Etto is Edible

 Edible's Summer issue just arrived and guess who's on the cover. When Edible Magazine comes calling we answer the call, and so glad we did because our pasta got a cover shot.

It's hard to believe that Edible is only 20 years old. I've enjoyed the magazine in places I've lived or visited since the beginning. Edible is a celebration of local food communities and wherever you visit and find the magazine it will give you a good glimpse into the local food culture. There are over 80 different issues produced around the US and I'm so glad we have one here.

When I moved here I was surprised that our county even had our own Edible since we are a pretty small market. A few years ago the magazine even ceased operations for a moment and luckily a local woman Gail Cayetano stepped in and revived our local edition with many of the original contributors and new ones as well. When I look at the masthead it seems I've crossed paths with most of the folks that contribute to the publication. It's a who's who of big names in the food scene.
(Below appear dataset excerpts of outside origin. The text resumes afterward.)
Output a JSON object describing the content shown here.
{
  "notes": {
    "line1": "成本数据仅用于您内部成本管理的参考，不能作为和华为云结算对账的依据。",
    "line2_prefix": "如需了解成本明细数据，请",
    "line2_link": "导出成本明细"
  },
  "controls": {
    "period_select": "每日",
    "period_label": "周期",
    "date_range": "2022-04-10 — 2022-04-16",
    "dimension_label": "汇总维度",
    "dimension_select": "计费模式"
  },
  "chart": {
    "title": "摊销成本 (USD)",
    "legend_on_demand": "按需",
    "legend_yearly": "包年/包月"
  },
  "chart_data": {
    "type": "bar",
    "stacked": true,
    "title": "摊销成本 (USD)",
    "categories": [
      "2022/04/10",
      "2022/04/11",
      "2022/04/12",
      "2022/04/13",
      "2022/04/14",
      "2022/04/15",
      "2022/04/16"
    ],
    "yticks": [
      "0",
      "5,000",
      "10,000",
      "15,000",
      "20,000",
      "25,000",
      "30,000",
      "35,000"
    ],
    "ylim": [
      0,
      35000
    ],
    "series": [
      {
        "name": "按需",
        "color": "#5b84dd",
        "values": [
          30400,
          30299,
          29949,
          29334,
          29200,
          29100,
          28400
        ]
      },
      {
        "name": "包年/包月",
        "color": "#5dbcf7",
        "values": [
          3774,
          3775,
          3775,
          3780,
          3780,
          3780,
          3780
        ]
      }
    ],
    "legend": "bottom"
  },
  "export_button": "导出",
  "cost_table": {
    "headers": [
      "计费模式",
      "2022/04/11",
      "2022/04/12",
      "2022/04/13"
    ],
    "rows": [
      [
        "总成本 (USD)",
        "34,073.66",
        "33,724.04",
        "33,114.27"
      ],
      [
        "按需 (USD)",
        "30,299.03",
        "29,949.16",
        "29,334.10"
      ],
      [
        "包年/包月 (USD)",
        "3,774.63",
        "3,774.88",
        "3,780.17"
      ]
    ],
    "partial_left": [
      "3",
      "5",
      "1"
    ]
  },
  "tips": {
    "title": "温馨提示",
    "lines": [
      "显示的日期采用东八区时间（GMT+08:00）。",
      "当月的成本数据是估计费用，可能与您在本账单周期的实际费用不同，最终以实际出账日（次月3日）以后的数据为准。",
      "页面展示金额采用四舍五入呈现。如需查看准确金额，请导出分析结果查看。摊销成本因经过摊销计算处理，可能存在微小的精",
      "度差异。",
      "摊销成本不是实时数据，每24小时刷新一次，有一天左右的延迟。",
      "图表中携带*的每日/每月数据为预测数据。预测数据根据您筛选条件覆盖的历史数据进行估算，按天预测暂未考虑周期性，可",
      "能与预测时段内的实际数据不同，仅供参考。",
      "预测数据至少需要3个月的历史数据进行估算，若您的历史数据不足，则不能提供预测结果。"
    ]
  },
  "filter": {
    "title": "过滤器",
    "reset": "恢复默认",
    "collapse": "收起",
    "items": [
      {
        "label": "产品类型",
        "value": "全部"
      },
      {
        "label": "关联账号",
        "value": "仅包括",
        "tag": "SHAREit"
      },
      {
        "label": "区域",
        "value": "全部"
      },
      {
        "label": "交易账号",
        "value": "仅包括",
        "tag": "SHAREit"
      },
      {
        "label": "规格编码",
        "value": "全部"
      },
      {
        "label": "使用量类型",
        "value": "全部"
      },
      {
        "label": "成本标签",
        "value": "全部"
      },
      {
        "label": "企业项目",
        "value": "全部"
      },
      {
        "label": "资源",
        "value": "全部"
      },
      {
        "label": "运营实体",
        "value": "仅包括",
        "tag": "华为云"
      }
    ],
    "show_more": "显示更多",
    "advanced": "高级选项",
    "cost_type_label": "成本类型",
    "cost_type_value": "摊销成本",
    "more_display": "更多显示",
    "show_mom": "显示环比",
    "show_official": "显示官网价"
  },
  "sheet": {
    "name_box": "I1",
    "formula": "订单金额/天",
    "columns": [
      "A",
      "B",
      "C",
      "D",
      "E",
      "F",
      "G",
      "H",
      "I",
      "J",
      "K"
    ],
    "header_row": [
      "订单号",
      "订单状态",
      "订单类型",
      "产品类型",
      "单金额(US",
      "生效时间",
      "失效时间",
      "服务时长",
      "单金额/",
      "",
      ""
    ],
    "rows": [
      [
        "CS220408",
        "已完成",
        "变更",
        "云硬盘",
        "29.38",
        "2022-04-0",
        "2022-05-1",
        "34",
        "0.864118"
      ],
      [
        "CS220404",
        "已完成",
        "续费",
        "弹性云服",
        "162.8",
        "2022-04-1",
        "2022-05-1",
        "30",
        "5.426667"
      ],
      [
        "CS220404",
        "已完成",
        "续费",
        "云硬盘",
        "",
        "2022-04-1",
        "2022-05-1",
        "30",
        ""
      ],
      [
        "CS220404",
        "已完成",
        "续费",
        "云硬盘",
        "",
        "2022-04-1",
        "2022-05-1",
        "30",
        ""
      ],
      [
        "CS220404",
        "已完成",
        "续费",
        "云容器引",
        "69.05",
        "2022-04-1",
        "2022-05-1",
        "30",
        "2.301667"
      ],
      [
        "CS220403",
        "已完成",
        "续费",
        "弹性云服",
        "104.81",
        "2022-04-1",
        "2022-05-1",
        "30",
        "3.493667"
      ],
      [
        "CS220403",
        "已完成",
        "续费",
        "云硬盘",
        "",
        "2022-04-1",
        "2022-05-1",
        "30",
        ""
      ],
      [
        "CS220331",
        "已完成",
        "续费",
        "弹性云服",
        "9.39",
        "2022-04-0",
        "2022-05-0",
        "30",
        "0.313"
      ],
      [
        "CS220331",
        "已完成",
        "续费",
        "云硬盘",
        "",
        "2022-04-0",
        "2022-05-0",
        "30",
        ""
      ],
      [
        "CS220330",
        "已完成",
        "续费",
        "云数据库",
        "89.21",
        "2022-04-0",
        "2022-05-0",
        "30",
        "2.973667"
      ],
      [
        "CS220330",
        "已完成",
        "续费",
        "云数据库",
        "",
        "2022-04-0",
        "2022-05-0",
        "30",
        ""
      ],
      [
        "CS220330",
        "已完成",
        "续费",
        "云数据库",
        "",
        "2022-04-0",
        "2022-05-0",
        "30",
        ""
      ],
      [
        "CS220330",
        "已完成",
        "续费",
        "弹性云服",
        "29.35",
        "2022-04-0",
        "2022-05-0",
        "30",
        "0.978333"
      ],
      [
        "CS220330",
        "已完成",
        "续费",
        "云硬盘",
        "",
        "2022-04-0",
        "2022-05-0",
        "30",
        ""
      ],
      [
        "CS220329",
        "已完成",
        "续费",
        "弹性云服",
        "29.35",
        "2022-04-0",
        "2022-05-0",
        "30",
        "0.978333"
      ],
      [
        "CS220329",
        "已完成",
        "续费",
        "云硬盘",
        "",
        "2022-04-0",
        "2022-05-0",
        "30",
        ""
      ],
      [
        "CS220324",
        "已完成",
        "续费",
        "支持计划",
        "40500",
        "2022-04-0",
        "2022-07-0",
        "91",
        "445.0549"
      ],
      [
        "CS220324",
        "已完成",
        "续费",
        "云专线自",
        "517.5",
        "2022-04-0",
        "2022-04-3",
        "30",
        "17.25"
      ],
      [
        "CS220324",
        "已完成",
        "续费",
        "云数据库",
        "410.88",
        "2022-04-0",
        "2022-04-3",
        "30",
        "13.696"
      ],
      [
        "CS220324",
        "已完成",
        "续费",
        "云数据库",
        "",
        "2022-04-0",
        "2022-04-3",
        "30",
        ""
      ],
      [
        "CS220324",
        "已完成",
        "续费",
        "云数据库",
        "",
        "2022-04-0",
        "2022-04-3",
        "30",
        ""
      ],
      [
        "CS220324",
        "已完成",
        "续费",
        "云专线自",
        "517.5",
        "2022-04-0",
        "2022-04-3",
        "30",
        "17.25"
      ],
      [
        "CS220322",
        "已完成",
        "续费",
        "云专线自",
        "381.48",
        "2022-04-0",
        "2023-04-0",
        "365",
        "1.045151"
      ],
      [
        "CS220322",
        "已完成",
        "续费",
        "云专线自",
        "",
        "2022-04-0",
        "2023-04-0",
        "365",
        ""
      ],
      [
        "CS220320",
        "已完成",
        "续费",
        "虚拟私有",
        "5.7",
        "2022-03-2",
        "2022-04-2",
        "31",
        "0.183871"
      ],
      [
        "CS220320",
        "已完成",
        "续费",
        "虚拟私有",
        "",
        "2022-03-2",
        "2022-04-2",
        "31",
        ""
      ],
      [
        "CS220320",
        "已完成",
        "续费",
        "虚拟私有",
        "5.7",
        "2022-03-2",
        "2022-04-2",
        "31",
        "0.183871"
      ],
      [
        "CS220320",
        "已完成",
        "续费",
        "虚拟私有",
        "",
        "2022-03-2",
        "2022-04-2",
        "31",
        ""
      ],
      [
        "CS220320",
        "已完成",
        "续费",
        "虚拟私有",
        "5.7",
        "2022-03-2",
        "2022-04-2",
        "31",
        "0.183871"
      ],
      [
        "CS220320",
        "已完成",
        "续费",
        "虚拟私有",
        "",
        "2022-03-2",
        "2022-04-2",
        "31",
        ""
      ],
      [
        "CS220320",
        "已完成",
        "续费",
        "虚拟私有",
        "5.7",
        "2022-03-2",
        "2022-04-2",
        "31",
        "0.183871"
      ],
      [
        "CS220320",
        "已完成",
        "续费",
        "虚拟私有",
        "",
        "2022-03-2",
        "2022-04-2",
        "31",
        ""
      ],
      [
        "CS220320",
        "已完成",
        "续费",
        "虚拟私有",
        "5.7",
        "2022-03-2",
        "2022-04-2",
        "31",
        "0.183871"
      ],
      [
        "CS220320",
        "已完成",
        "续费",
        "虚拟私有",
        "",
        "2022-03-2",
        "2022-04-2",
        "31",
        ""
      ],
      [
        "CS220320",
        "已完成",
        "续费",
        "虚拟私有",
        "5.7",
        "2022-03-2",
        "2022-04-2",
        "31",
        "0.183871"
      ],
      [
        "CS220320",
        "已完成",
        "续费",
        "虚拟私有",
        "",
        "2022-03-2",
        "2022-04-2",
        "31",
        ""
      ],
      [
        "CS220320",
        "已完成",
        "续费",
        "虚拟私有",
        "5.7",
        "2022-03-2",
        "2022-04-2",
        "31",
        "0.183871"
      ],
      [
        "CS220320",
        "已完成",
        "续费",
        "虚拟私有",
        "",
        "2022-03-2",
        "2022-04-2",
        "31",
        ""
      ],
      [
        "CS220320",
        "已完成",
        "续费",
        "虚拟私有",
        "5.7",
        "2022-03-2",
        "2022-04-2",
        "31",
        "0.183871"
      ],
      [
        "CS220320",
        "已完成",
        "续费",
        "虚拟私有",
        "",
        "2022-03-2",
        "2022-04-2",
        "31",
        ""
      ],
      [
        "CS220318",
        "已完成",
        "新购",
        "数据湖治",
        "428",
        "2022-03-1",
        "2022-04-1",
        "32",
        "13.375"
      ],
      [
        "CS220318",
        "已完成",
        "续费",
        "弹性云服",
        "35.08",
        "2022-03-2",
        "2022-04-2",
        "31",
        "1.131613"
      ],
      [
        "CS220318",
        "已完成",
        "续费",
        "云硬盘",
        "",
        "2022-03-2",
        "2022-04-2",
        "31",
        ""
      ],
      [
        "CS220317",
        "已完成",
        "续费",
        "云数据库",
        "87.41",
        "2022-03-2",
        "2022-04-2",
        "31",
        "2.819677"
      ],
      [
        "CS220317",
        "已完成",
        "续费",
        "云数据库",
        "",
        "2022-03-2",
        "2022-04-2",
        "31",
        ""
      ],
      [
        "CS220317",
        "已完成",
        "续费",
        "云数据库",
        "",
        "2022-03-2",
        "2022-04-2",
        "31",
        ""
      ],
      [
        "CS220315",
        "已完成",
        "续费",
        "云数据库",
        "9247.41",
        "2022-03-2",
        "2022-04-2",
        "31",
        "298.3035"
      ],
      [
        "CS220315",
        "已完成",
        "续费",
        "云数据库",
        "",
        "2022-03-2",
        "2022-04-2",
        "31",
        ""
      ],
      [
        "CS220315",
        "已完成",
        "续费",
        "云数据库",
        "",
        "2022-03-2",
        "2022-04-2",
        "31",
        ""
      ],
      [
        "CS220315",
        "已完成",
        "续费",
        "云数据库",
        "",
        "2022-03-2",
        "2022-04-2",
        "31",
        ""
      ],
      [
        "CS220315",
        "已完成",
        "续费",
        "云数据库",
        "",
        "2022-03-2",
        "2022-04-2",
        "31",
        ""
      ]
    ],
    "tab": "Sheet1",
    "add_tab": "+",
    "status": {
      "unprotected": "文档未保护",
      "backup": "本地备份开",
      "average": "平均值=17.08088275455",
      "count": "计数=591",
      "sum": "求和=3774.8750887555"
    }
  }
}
They even have their own chef, the illustrious Rachel Ponce, who contributes recipes that push the bounds of creativity.

Edible these days is more than a magazine, but also a community builder for all things local in the food scene. They've hosted workshops and dinners and seem to make sure their thread touches all that is authentic, exciting and cool within our food community.

Their next dinner series looks amazing and features prominent American immigrant chefs who will tell their story and prepare foods from their native lands highlighting, Costa Rica, Malaysia and the Philippines. Edible Dinner Series . Act fast because tickets will sell out. Expect to see us at one or maybe all of these dinners.

You can read the current issue of Edible here: https://ediblesanluisobispo.com/spring-2022/ or pick up a copy at Etto. You can even subscribe to support the publication on their website.

Edible tasked Etto with making a summer pasta salad and we went to work. Pasta salad is fairly rare in Italy, and since I'm not a mayonnaise fan we decided to go in more of a pesto, caprese with burrata type of direction. It's one of the more complex recipes we've done, but the hard work will pay off in the end. On a hot summer day, this is a cool summer salad on a plate. Please give me some of that fried chicken pictured above. Buon Appetito!